Avoid risk of moisture damage
- Prevent water from forcing itself into the building, amongst other things with conscious initiatives such as avoiding flat roofs and reducing penetrations and constructions on the roof.
- Reduce and avoid cold bridges as much as possible.
- Be especially careful with air-tightening of constructions during the building fase.
- Reduce the consequences of moisture by using mineral materials in moisture-exposed situations such as the bathroom, foundation against the ground, etc.
- Have sufficient moisture capacity to even out varying moisture loads throughout the day.
- Make conscious use of glass such that one avoids overheating of living rooms (when in use) and avoid disturbing radiation losses (radiation asymmetry).
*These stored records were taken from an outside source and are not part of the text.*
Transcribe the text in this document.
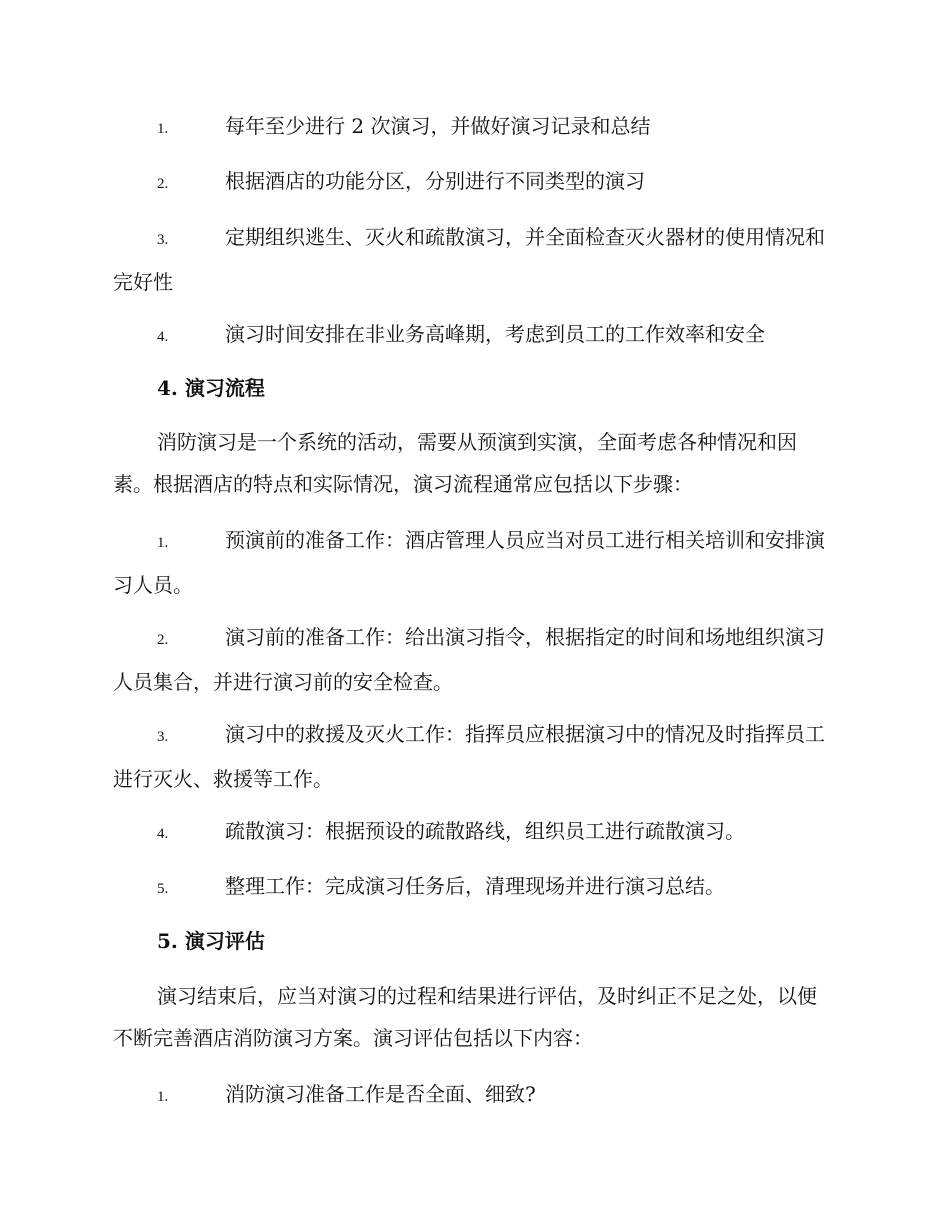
1.	每年至少进行 2 次演习，并做好演习记录和总结
2.	根据酒店的功能分区，分别进行不同类型的演习
3.	定期组织逃生、灭火和疏散演习，并全面检查灭火器材的使用情况和完好性
4.	演习时间安排在非业务高峰期，考虑到员工的工作效率和安全
4. 演习流程
消防演习是一个系统的活动，需要从预演到实演，全面考虑各种情况和因素。根据酒店的特点和实际情况，演习流程通常应包括以下步骤：
1.	预演前的准备工作：酒店管理人员应当对员工进行相关培训和安排演习人员。
2.	演习前的准备工作：给出演习指令，根据指定的时间和场地组织演习人员集合，并进行演习前的安全检查。
3.	演习中的救援及灭火工作：指挥员应根据演习中的情况及时指挥员工进行灭火、救援等工作。
4.	疏散演习：根据预设的疏散路线，组织员工进行疏散演习。
5.	整理工作：完成演习任务后，清理现场并进行演习总结。
5. 演习评估
演习结束后，应当对演习的过程和结果进行评估，及时纠正不足之处，以便不断完善酒店消防演习方案。演习评估包括以下内容：
1.	消防演习准备工作是否全面、细致?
- Secure good temperature control.
- Have sufficient heat capacity: Constructions can be pre-heated during the winter such that the air temperature when rooms are in use is held lower. The construction can also be used for passive cooling by exploiting low night temperatures.
- The house can be divided into several different thermal zones that receive their own regulated temperatures. Where the building is divided into thermal zones and the requirements for U-value and air tightness have been met, it should be possible to use lower set-point temperatures for heating.
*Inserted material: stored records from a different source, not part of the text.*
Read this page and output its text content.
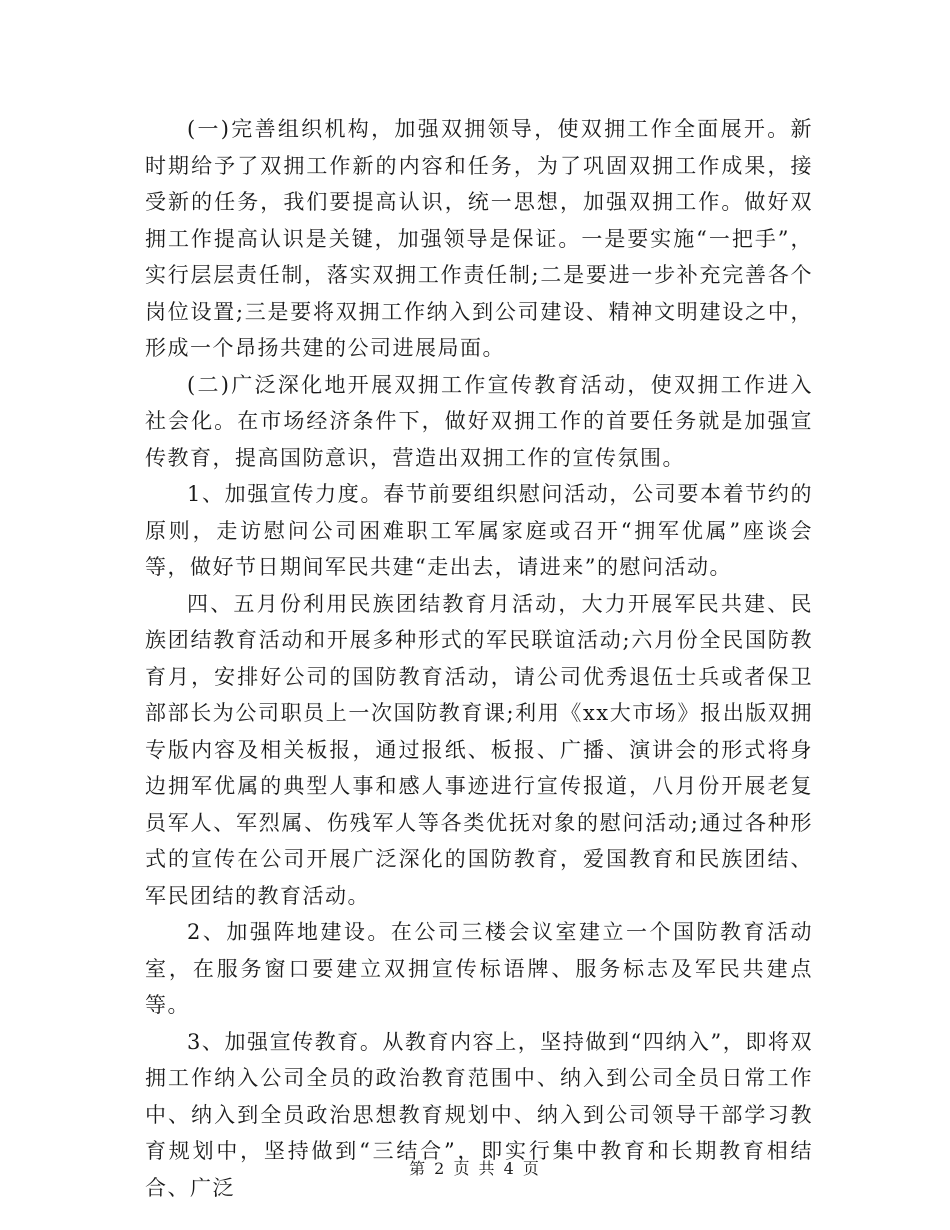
(一)完善组织机构，加强双拥领导，使双拥工作全面展开。新时期给予了双拥工作新的内容和任务，为了巩固双拥工作成果，接受新的任务，我们要提高认识，统一思想，加强双拥工作。做好双拥工作提高认识是关键，加强领导是保证。一是要实施“一把手”，实行层层责任制，落实双拥工作责任制;二是要进一步补充完善各个岗位设置;三是要将双拥工作纳入到公司建设、精神文明建设之中，形成一个昂扬共建的公司进展局面。

(二)广泛深化地开展双拥工作宣传教育活动，使双拥工作进入社会化。在市场经济条件下，做好双拥工作的首要任务就是加强宣传教育，提高国防意识，营造出双拥工作的宣传氛围。

1、加强宣传力度。春节前要组织慰问活动，公司要本着节约的原则，走访慰问公司困难职工军属家庭或召开“拥军优属”座谈会等，做好节日期间军民共建“走出去，请进来”的慰问活动。

四、五月份利用民族团结教育月活动，大力开展军民共建、民族团结教育活动和开展多种形式的军民联谊活动;六月份全民国防教育月，安排好公司的国防教育活动，请公司优秀退伍士兵或者保卫部部长为公司职员上一次国防教育课;利用《xx大市场》报出版双拥专版内容及相关板报，通过报纸、板报、广播、演讲会的形式将身边拥军优属的典型人事和感人事迹进行宣传报道，八月份开展老复员军人、军烈属、伤残军人等各类优抚对象的慰问活动;通过各种形式的宣传在公司开展广泛深化的国防教育，爱国教育和民族团结、军民团结的教育活动。

2、加强阵地建设。在公司三楼会议室建立一个国防教育活动室，在服务窗口要建立双拥宣传标语牌、服务标志及军民共建点等。

3、加强宣传教育。从教育内容上，坚持做到“四纳入”，即将双拥工作纳入公司全员的政治教育范围中、纳入到公司全员日常工作中、纳入到全员政治思想教育规划中、纳入到公司领导干部学习教育规划中，坚持做到“三结合”，即实行集中教育和长期教育相结合、广泛

第 2 页 共 4 页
- The building must be built as tight as possible. This gives better control over total air exchanges and reduces the risk of moisture damage as a consequence of condensation in constructions.
- It is an advantage to have an internal pressure deficit. This reduces further the risk of moisture damage as a consequence of condensation in constructions.
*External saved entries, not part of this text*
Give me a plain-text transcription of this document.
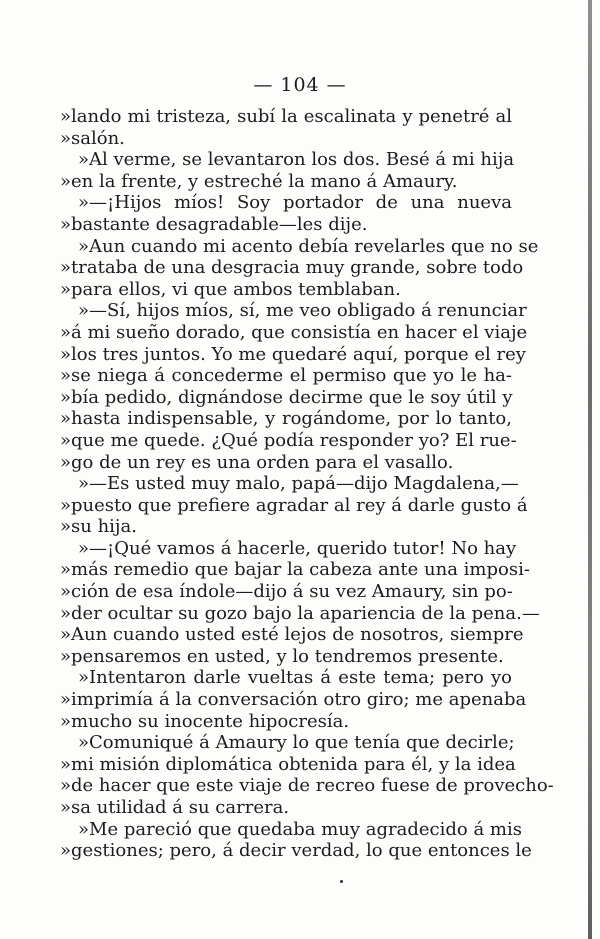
— 104 —
»lando mi tristeza, subí la escalinata y penetré al
»salón.
»Al verme, se levantaron los dos. Besé á mi hija
»en la frente, y estreché la mano á Amaury.
»—¡Hijos míos! Soy portador de una nueva
»bastante desagradable—les dije.
»Aun cuando mi acento debía revelarles que no se
»trataba de una desgracia muy grande, sobre todo
»para ellos, vi que ambos temblaban.
»—Sí, hijos míos, sí, me veo obligado á renunciar
»á mi sueño dorado, que consistía en hacer el viaje
»los tres juntos. Yo me quedaré aquí, porque el rey
»se niega á concederme el permiso que yo le ha-
»bía pedido, dignándose decirme que le soy útil y
»hasta indispensable, y rogándome, por lo tanto,
»que me quede. ¿Qué podía responder yo? El rue-
»go de un rey es una orden para el vasallo.
»—Es usted muy malo, papá—dijo Magdalena,—
»puesto que prefiere agradar al rey á darle gusto á
»su hija.
»—¡Qué vamos á hacerle, querido tutor! No hay
»más remedio que bajar la cabeza ante una imposi-
»ción de esa índole—dijo á su vez Amaury, sin po-
»der ocultar su gozo bajo la apariencia de la pena.—
»Aun cuando usted esté lejos de nosotros, siempre
»pensaremos en usted, y lo tendremos presente.
»Intentaron darle vueltas á este tema; pero yo
»imprimía á la conversación otro giro; me apenaba
»mucho su inocente hipocresía.
»Comuniqué á Amaury lo que tenía que decirle;
»mi misión diplomática obtenida para él, y la idea
»de hacer que este viaje de recreo fuese de provecho-
»sa utilidad á su carrera.
»Me pareció que quedaba muy agradecido á mis
»gestiones; pero, á decir verdad, lo que entonces le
- Control intake air in relation to external temperatures. This gives automatic adaptation to the seasons.
- Natural ventilation encompasses all of the passive measures one can take to ventilate a home and reduce the requirement for ventilation at the point of departure - thermal capacity, moisture capacity, preconditioning outside, self-driven ventilation, etc. Often one will be able to meet requirements with only passive means, while other times one must supplement natural ventilation with active systems, fans, filters, etc.
- Natural ventilation solves many problems related to mechanical ventilation systems, harmful inner air and poor inner climate. Natural ventilation makes it possible to avoid using valuable electricity for fans, pumps and not least for cooling.
- Since the home is exposed to very different loads throughout the day and year, ventilation should be controlled by the ventilation need.
- Strengthened self-draught is self-driven ventilation where solar radiation strengthens the thermal driving forces. Wind can also be a driving force for natural ventilation because of pressure differences that it can create about a house. The house can be equipped in addition with propeller fans that start up when the self-driving force becomes too weak. Fans usually make possible better opportunities for cooling, since they can make use of cool nighttime air.
Generally good solutions
- Build for high technical durability. All cables and installations should be easily available for maintenance and upgrades. Electrical channels can be mounted in transverse cable paths with a screw lid.
- Room functions with high temperature requirements (kitchen, bathroom and living room) should be placed centrally in the house and be screened by bedrooms, gest rooms, storage rooms, etc.
- A cold food storage room on the north side reduces the need for a refrigerator.
- An individual drying room for herbs and clothes can be based on natural air circulation.